Steve Jobs (and many others) regularly point us to the future and the next gotta-have items. We all know that these are all the proverbial two-edged swords but resistance is futile. There is usually some predictable grousing but gotta-have is gotta-have.
We have all experienced the temporary panic of power outages -- not so temporary when traveling. But most of the time life does go on.
Last week many millions of people in Asia temporarily lost their email. The WSJ's Mary Kissel (below) takes us through that episode.
We can only say that, "there but for the grace of God ..."
The Great Asian E-Mail Outage
By MARY E. KISSEL
January 5, 2007
HONG KONG -- I have long harbored a secret resentment of electronic mail. I spend hours upon hours, day and night, shooting off notes with little delicacy. "TXS" now suffices for "thank you" and "got your msg, am fine" is all my family gets when they kindly inquire as to my well-being. Among other things, I credit email with my deteriorating eyesight, now-lackluster letter writing (once a fond hobby), and rapidly degenerating prose.
And then, one day, it was gone.
The Great Asian Email Outage caught almost everyone by surprise. Who knew that the notes we zipped off went by sea cables swimming with the fishes? A 6.7-magnitude earthquake off the southern coast of Taiwan on Dec. 27 thankfully did not inflict as much human damage as recent natural disasters -- two people died and more than 40 were injured in Taiwan. But the electronic -- and mental -- destruction was enormous.
In a split second, great swathes of the region's Internet and telecommunications services went black. The snapped cables -- six in all, plus others that were partially mangled -- were located on a key chokepoint for telecommunications traffic, linking North and South Asia with the United States. The damage in this region stretched from Indonesia to South Korea. Lucky users had on-again, off-again service. But most of us just sat, frustrated, fuming at the screen at work or at home, with no connectivity at all.
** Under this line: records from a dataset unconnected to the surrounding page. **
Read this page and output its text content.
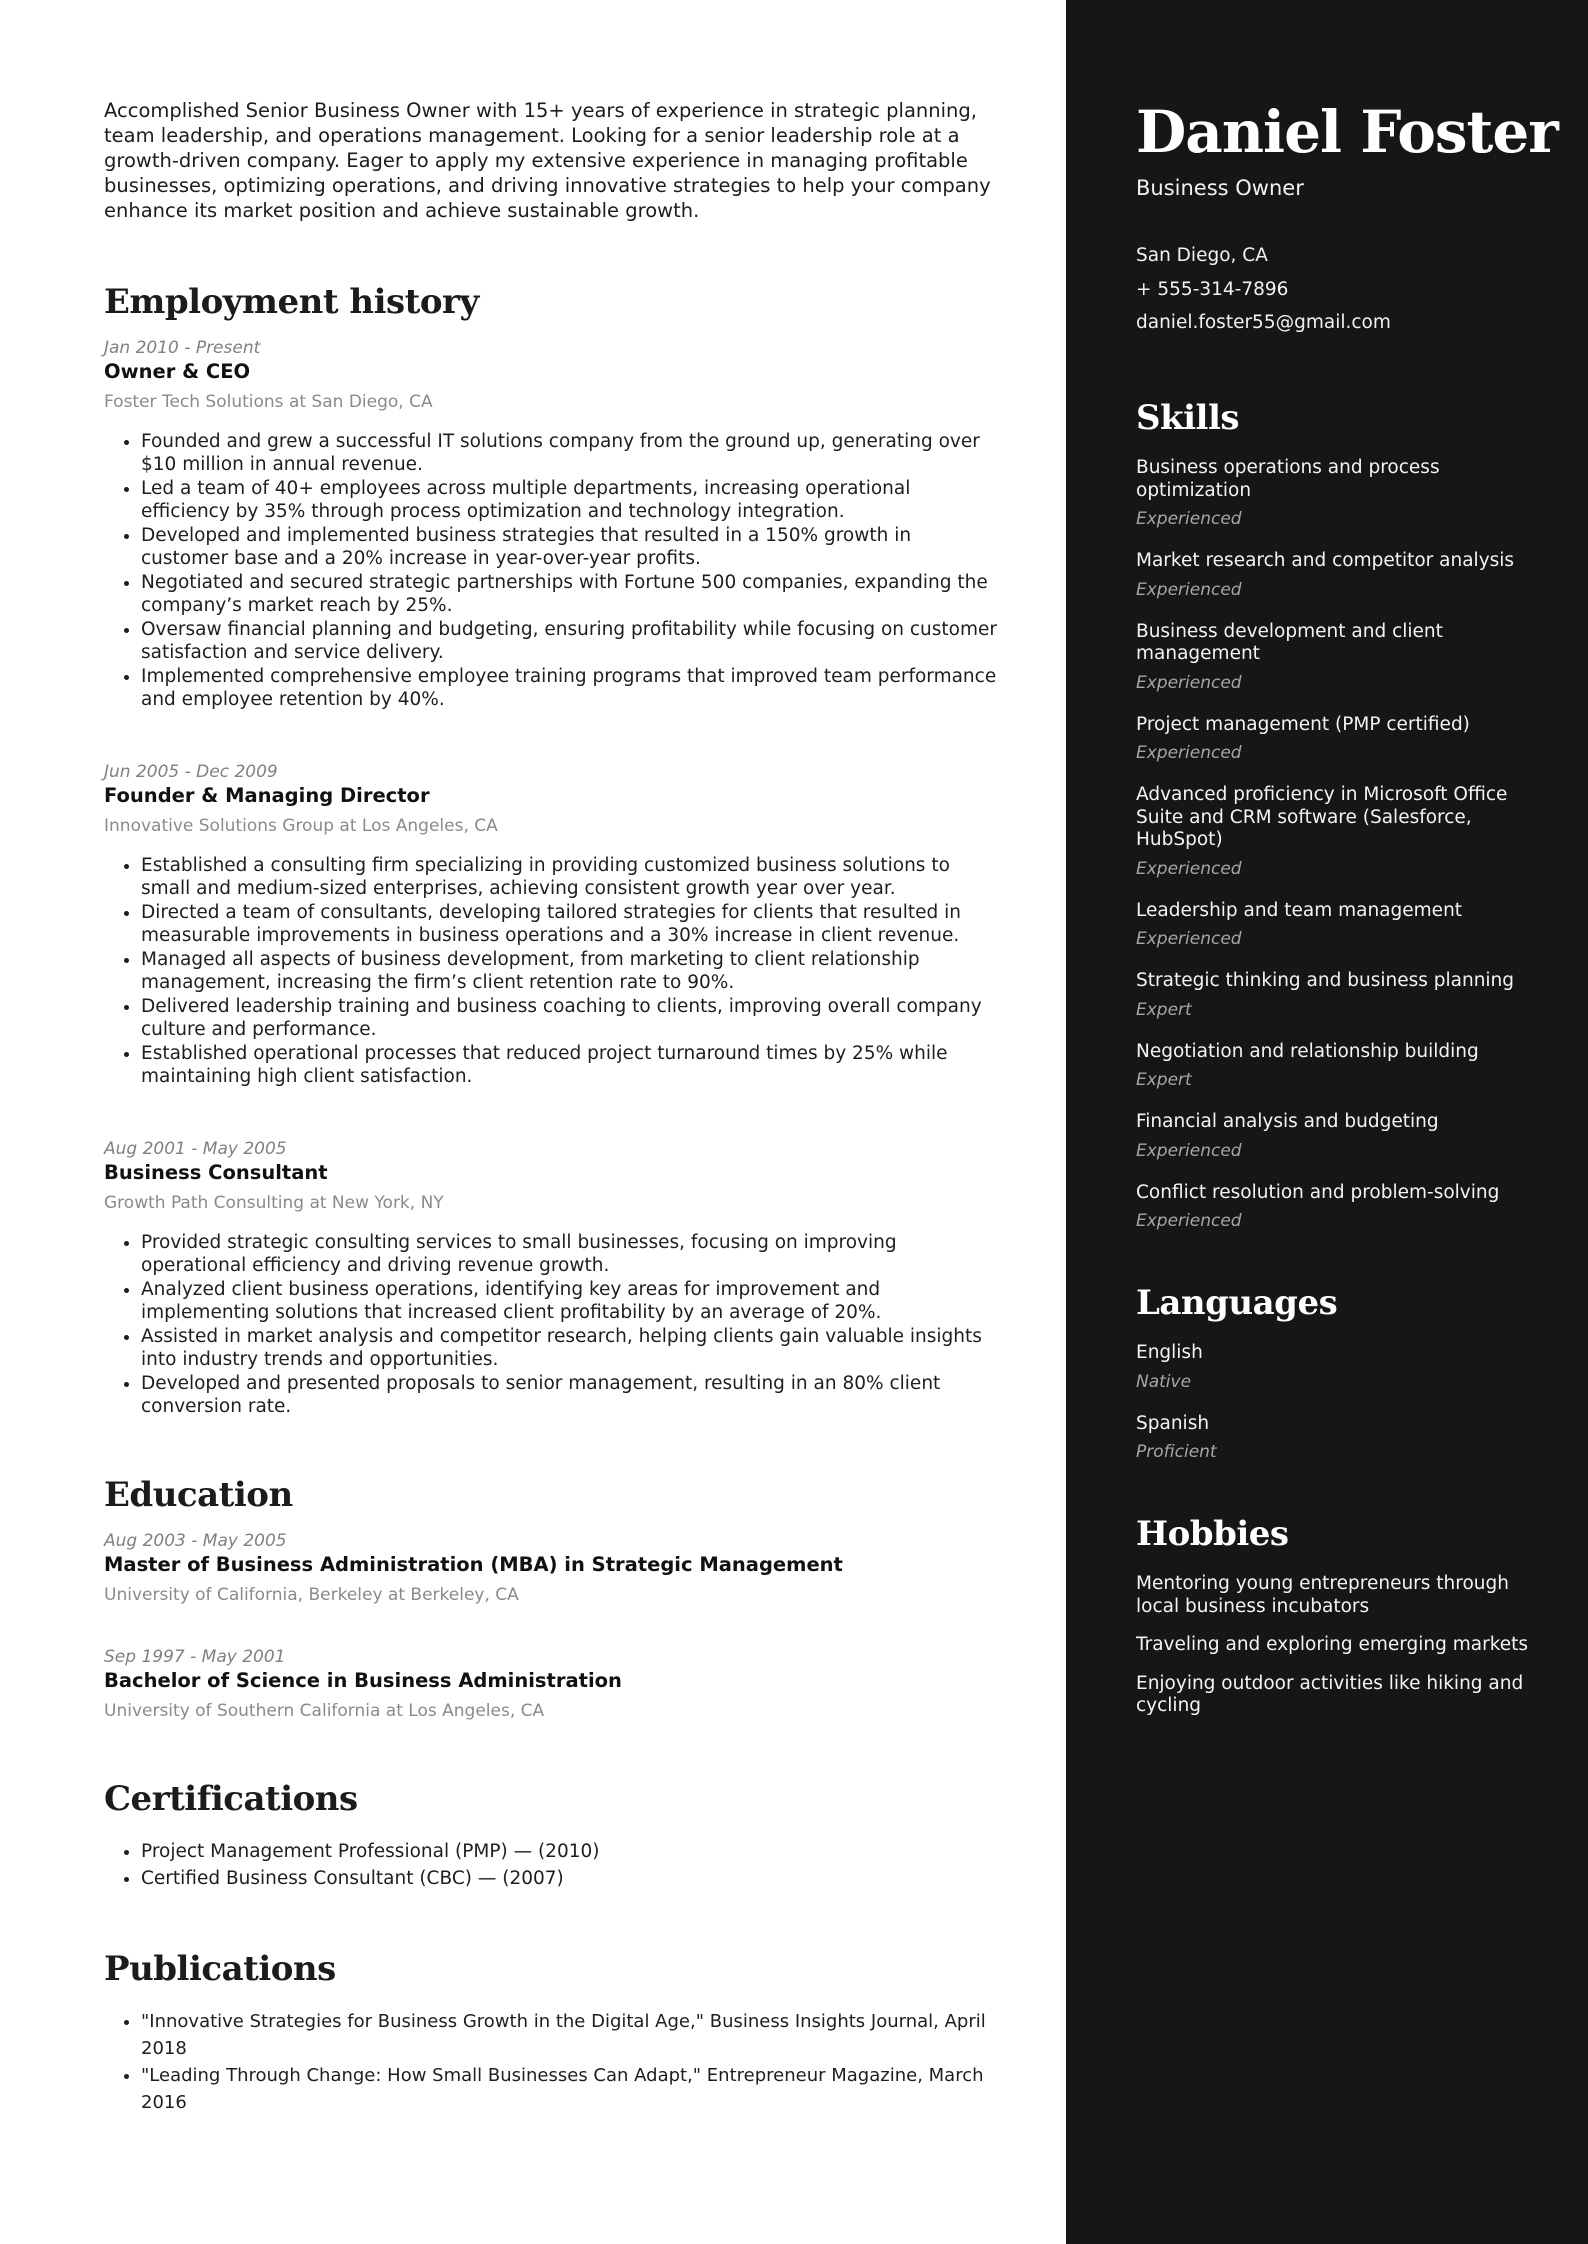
Accomplished Senior Business Owner with 15+ years of experience in strategic planning, team leadership, and operations management. Looking for a senior leadership role at a growth-driven company. Eager to apply my extensive experience in managing profitable businesses, optimizing operations, and driving innovative strategies to help your company enhance its market position and achieve sustainable growth.

Employment history
Jan 2010 - Present
Owner & CEO
Foster Tech Solutions at San Diego, CA
• Founded and grew a successful IT solutions company from the ground up, generating over $10 million in annual revenue.
• Led a team of 40+ employees across multiple departments, increasing operational efficiency by 35% through process optimization and technology integration.
• Developed and implemented business strategies that resulted in a 150% growth in customer base and a 20% increase in year-over-year profits.
• Negotiated and secured strategic partnerships with Fortune 500 companies, expanding the company’s market reach by 25%.
• Oversaw financial planning and budgeting, ensuring profitability while focusing on customer satisfaction and service delivery.
• Implemented comprehensive employee training programs that improved team performance and employee retention by 40%.
Jun 2005 - Dec 2009
Founder & Managing Director
Innovative Solutions Group at Los Angeles, CA
• Established a consulting firm specializing in providing customized business solutions to small and medium-sized enterprises, achieving consistent growth year over year.
• Directed a team of consultants, developing tailored strategies for clients that resulted in measurable improvements in business operations and a 30% increase in client revenue.
• Managed all aspects of business development, from marketing to client relationship management, increasing the firm’s client retention rate to 90%.
• Delivered leadership training and business coaching to clients, improving overall company culture and performance.
• Established operational processes that reduced project turnaround times by 25% while maintaining high client satisfaction.
Aug 2001 - May 2005
Business Consultant
Growth Path Consulting at New York, NY
• Provided strategic consulting services to small businesses, focusing on improving operational efficiency and driving revenue growth.
• Analyzed client business operations, identifying key areas for improvement and implementing solutions that increased client profitability by an average of 20%.
• Assisted in market analysis and competitor research, helping clients gain valuable insights into industry trends and opportunities.
• Developed and presented proposals to senior management, resulting in an 80% client conversion rate.
Education
Aug 2003 - May 2005
Master of Business Administration (MBA) in Strategic Management
University of California, Berkeley at Berkeley, CA
Sep 1997 - May 2001
Bachelor of Science in Business Administration
University of Southern California at Los Angeles, CA
Certifications
• Project Management Professional (PMP) — (2010)
• Certified Business Consultant (CBC) — (2007)
Publications
• "Innovative Strategies for Business Growth in the Digital Age," Business Insights Journal, April 2018
• "Leading Through Change: How Small Businesses Can Adapt," Entrepreneur Magazine, March 2016
Daniel Foster
Business Owner
San Diego, CA
+ 555-314-7896
daniel.foster55@gmail.com
Skills
Business operations and process optimization
Experienced
Market research and competitor analysis
Experienced
Business development and client management
Experienced
Project management (PMP certified)
Experienced
Advanced proficiency in Microsoft Office Suite and CRM software (Salesforce, HubSpot)
Experienced
Leadership and team management
Experienced
Strategic thinking and business planning
Expert
Negotiation and relationship building
Expert
Financial analysis and budgeting
Experienced
Conflict resolution and problem-solving
Experienced
Languages
English
Native
Spanish
Proficient
Hobbies
Mentoring young entrepreneurs through local business incubators
Traveling and exploring emerging markets
Enjoying outdoor activities like hiking and cycling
The timing was, in a sense, lucky. Much of the world was on vacation. Imagine what would have happened if the temblor had hit on Jan. 2, when many people were back at work. Asia boasts 387.6 million Internet users, fully 35.5% of the world's total, according to Internet World Stats. That's well ahead of Europe, at 28.6%, and North America, at 21.3%. Internet connectivity is lower in Asia as a percentage of the population but the number is growing by leaps and bounds as places like India link up.
Still, despite the lucky timing -- if one can call it that -- workers of all shapes and sizes lost their cool over the past week. Banks couldn't trade stocks and bonds. U.S. and European retailers couldn't communicate with their Asian suppliers. Shipping companies reported problems reaching their customers. An education consultant told me she was resorting to mobile phone text messaging to communicate with her clients, many of whom were scrambling to hit January business school application deadlines. Others resorted to ancient technologies such as fax machines to get their jobs done.
At work, the horror sank in quickly for me. Our production system worked only intermittently. The information technology whizzes, normally quick to solve any problem, simply shrugged their shoulders. "Not us," they answered my entreaties, with a sigh. "Taiwan!"
Now, Taiwan is blamed for lots of things in Asia. China can't stand it because it's a functioning democracy with a separate cultural identity. Neighboring countries fear it will one day spark a war with Beijing. I normally feel great sympathy for Taiwan, which struggles to get respect or even recognition in all sorts of supposedly broad-minded groups, such as the World Health Organization and the United Nations. But suddenly, I, too, felt a deep resentment of the place. How could Taiwan have allowed all the cables to run through one narrow stretch of sea?
The telecom companies respond that the Great Email Outage was a once-in-a-lifetime event, and the current setup suffices. The probability that this will happen again isn't worth the money to protect against.
While this past week has been stressful, it's also been instructive. I've learned to love what I hate: namely, those short, zippy e-mails that I had come to detest. Whether I like it or not, email facilitates the vast bulk of the work and transactions I gobble up during the day. The Internet provides the news, weather and entertainment. And the more one has, the more one wants. That's why socialism is a dead theory (except in some tenacious European circles). But I digress.
It's never comfortable to realize how dependent one is on a machine, be it a computer, a car, or something else. But if the Great Asian Email Outage taught me one thing, it's that email is a new necessity, period. And if you don't believe me, try a week without it.